Now with due respect to the officials, that is the impression that this Bill gives.  It has not been drafted by people with an innate understanding of the challenges of supporting young people at the front line nor thinking about to how best to listen to them, to engage with them in ways they can understand.  It’s like telling deaf and hard of hearing people to speak up clearer we can’t hear you, without providing them with support and resources.  Or someone who is fully Deaf from birth not being given options of sign language. Somebody who is more confident in Te Reo Maaori.  Someone who sees bureaucracy and it’s scary to them and it reminds them of bad experiences.  

If you don’t have a child focused organisation supporting them, then you cannot enable children and young people to have their human and civil rights respected. And under the NZ Bill of Rights Act and the Human Rights Act children and young people have rights.  And it is that which should be centred in the Bill not what makes it easier for bureaucracy to put pieces of paper into different buckets.
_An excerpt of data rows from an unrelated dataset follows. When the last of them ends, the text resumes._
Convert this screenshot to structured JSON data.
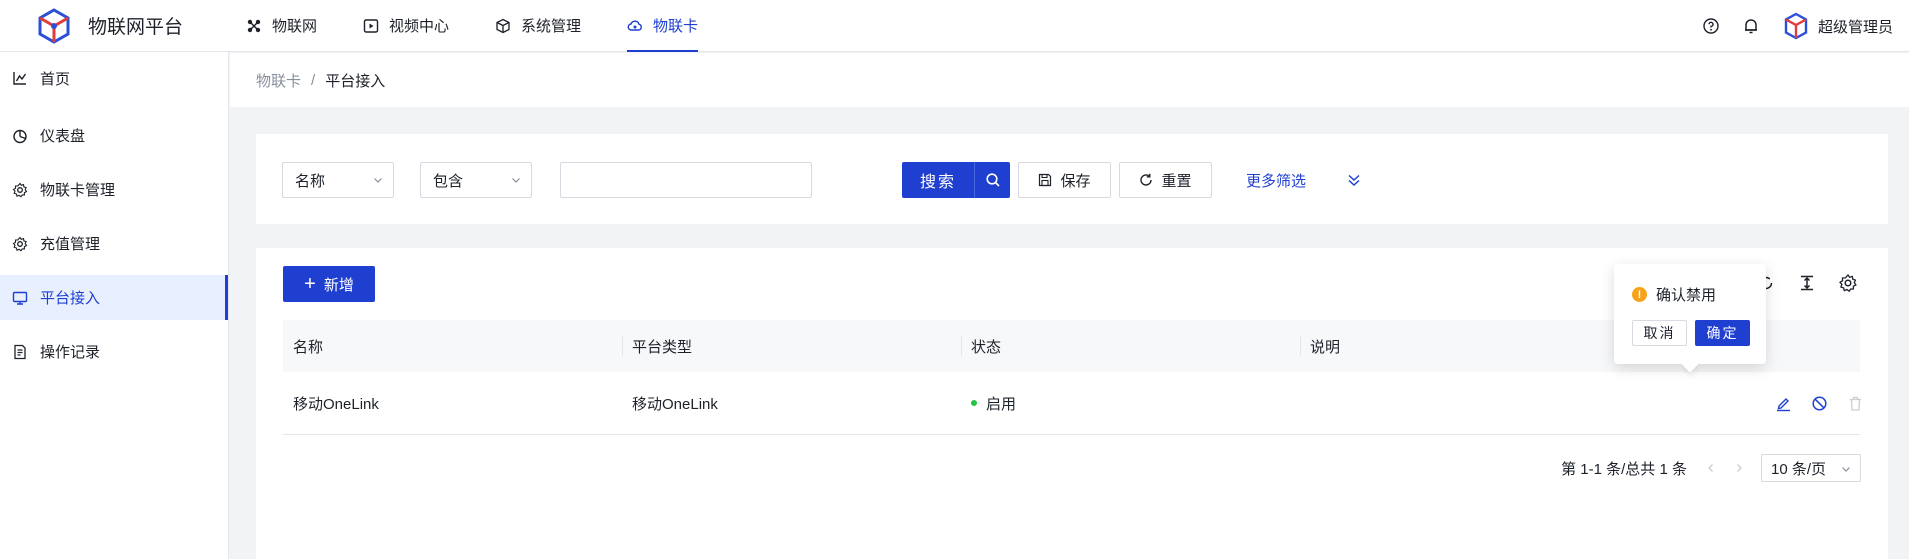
{
  "app": {
    "title": "物联网平台",
    "logo_icon": "cube-logo-icon"
  },
  "topnav": {
    "items": [
      {
        "label": "物联网",
        "icon": "nodes-icon"
      },
      {
        "label": "视频中心",
        "icon": "video-icon"
      },
      {
        "label": "系统管理",
        "icon": "box-icon"
      },
      {
        "label": "物联卡",
        "icon": "cloud-icon",
        "active": true
      }
    ]
  },
  "header": {
    "help_icon": "help-icon",
    "bell_icon": "bell-icon",
    "user_name": "超级管理员"
  },
  "sidebar": {
    "items": [
      {
        "label": "首页",
        "icon": "chart-icon"
      },
      {
        "label": "仪表盘",
        "icon": "pie-icon"
      },
      {
        "label": "物联卡管理",
        "icon": "gear-icon"
      },
      {
        "label": "充值管理",
        "icon": "gear-icon"
      },
      {
        "label": "平台接入",
        "icon": "monitor-icon",
        "active": true
      },
      {
        "label": "操作记录",
        "icon": "doc-icon"
      }
    ]
  },
  "breadcrumb": {
    "parent": "物联卡",
    "separator": "/",
    "current": "平台接入"
  },
  "filter": {
    "field_select": "名称",
    "operator_select": "包含",
    "value_placeholder": "",
    "search_label": "搜索",
    "save_label": "保存",
    "reset_label": "重置",
    "more_label": "更多筛选"
  },
  "table": {
    "add_label": "新增",
    "columns": [
      "名称",
      "平台类型",
      "状态",
      "说明"
    ],
    "rows": [
      {
        "name": "移动OneLink",
        "platform": "移动OneLink",
        "status": "启用",
        "desc": ""
      }
    ]
  },
  "pagination": {
    "summary": "第 1-1 条/总共 1 条",
    "page_size": "10 条/页"
  },
  "popconfirm": {
    "title": "确认禁用",
    "cancel_label": "取消",
    "ok_label": "确定"
  },
  "colors": {
    "primary": "#1f3fd0",
    "status_enabled": "#23c343",
    "warning": "#f7a21a"
  }
}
So I’m being less formal than our submission is but the same causes are there, that we are wanting to be sure that children and young people will have their needs met and that does not mean separating off investigating powers to the Ombudsman who may not have the full experience in making children and young people able to raise concerns nor does it mean taking away that right and responsibility of a central officer, the Children’s Commissioner to be seen to be accountable to people. When you have a board that’s responsible, you take away that responsibility.  We have a Police Commissioner.  We have a Privacy Commissioner.  We have a Prime Minister, for heaven’s sake.  In each case we have a central person who is known, who is named, who has a full time job in following through the responsibilities.  It is not spread amongst a group of well meaning people who may not all agree on things and there are good reasons for that structurally.